Organizasyonlar çalışanlarını:
-          Örgütsel bütünleşmeyi sağlama
-          İşletmenin yaşamını sürekli kılma
-          İş gücü devir hızını düşürme
-          Verimlilik ve Etkinlik
-          Karlılık, maliyet ve fiyat ugunluğu
-          Kalite
gibi nedenlerden dolayı motive etmektedir.
            Organizasyonda iş tatminin düşük olması o örgütte şartların iyi gitmediğinin göstergesidir. Motivasyon ile doğrudan bağlantılı olan iş tatmininin birlikte sağlanması hem bireye hem örgüte faydaları beraberinde getirmektedir.
            Organizasyonlar çalışanlarını motive etmek için verimli çalışmaları karşılığında belirli ödüller ortaya koyar. Bu tarz ödüller doğrudan motivasyonun yükselmesini sağlar. İş tatminsizliği ve motivasyonsuzluk sonunda örgütte verimsizlik, devamsızlık, iş gücü devir hızında yükselme, güvensizlik gibi olumsuz sonuçlar doğar. Örgütler çalışan huzurunu sağlamalı ve beklentileri karşılamalıdır.
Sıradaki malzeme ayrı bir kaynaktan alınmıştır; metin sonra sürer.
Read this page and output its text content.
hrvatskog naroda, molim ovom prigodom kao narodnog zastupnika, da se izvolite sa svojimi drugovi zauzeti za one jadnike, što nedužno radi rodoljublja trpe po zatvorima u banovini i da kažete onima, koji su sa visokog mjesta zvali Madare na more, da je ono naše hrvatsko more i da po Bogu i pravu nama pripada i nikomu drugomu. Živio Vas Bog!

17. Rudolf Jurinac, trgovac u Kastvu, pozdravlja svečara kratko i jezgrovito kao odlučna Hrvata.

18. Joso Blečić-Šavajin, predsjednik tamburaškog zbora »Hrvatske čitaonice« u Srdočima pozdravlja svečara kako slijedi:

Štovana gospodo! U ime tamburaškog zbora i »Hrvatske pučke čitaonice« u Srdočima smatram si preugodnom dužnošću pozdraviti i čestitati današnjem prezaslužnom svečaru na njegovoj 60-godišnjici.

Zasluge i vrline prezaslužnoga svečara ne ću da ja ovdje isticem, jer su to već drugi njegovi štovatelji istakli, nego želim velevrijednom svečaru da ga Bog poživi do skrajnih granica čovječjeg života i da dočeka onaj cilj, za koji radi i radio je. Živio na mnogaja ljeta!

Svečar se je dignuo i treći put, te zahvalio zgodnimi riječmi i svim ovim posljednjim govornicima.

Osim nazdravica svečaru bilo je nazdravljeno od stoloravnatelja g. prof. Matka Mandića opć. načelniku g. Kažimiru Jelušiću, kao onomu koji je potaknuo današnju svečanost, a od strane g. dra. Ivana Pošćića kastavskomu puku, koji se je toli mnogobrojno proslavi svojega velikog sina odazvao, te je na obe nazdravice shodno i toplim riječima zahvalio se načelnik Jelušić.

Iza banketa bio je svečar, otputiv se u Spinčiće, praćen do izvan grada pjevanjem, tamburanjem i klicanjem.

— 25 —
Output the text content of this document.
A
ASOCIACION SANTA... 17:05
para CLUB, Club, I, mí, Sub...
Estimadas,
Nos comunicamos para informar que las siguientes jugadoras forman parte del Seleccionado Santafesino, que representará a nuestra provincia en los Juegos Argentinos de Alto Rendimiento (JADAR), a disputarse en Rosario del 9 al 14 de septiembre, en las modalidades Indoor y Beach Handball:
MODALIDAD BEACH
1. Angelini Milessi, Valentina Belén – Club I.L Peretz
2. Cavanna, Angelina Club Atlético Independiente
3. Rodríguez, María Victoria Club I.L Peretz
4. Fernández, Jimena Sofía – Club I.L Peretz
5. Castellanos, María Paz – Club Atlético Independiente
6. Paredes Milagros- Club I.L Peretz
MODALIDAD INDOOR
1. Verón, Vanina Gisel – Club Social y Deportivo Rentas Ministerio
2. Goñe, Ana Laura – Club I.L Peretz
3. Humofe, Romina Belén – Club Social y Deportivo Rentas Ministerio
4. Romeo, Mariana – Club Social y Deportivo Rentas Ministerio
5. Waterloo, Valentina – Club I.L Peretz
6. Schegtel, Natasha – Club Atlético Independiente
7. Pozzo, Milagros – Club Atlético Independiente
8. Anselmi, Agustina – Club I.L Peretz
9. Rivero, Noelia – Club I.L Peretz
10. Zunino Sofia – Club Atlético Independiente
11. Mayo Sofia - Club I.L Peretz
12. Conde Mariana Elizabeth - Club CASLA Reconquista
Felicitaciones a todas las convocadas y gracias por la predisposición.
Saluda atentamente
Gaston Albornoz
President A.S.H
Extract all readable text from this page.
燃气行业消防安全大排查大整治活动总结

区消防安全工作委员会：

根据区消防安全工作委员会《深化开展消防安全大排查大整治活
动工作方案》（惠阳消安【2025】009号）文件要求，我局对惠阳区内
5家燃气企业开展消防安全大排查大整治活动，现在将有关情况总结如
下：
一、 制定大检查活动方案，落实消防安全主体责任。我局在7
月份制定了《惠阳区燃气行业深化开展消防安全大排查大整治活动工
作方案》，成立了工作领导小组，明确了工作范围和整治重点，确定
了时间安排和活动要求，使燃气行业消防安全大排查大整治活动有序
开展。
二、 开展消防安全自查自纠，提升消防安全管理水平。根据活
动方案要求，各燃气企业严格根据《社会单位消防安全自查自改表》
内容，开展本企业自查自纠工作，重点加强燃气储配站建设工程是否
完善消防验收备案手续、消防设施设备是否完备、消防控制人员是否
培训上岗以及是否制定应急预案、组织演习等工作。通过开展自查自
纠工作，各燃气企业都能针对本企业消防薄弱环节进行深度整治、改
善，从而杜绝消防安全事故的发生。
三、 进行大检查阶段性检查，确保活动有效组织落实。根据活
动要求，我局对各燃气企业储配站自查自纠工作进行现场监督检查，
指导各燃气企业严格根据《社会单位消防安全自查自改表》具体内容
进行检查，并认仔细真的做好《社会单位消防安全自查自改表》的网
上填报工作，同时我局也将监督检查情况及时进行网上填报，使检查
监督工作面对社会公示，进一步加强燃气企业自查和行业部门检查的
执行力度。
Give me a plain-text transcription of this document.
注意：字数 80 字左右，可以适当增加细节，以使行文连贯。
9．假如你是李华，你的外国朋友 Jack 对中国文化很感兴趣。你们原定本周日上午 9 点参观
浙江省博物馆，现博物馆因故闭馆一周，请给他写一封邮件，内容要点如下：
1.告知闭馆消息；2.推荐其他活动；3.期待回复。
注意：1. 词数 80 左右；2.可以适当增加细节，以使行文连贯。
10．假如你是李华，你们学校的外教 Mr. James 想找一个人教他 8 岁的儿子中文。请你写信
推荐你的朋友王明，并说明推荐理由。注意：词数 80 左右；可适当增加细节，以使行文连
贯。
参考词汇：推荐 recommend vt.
Çünkü iş tatmini ve motivasyon örgüte başarıyı getirir.

            İş Tasarımı ve Motivaston

            İş tasarımı modelinde  iş görenin verimliliğini arttırmak için iş yerinde çalışanın kalitesine ve iş tecrübesine uygun değişimler yaparak iş yeniden tasarımlanabilir. Böylelikle çalışan kendine değer verildiğini hissederek motivasyonunu arttırır.
            İşin motivasyonel potansiyelini arttıran ana iş boyutları; beceri çeşitliliği, görevin kimliği, görevin önemi, otonomi ve geri beslemedir.
Beceri çeşitliliği, işçinin sahip olduğu  farklı becerilerini kullanmasıyla mutlu olmasıdır. Görevin kimliği, diğer işlerden ayırt edilebilir niteliği olmasıdır. Görevin önemi, işin müşteri ve firma nezdinde önemli bir iş olarak algılanmasıdır. Otonomi, işçinin işi planlamada ve bunu başarmada sahip olduğu özgürlüktür. Geri besleme, başarıyla kendine güveni arttırma ve motive olmasıdır.

İşin yapılandırılması sayesinde iş görene daha anlamlı bir iş sağlanacak, iş görenin sorumluluğu artacak ve kendini değerli hissedecek, yaptığı işin sonuçlarıyla ilgili bilgisi artacak kendi kendini kontrol edebilme olanağına sahip olacak. Böylelikle iş görenin motivasyonu artacak doğal olarak bu olumlu yöndeki motivasyon örgütü de olumlu şekilde etkileyecek.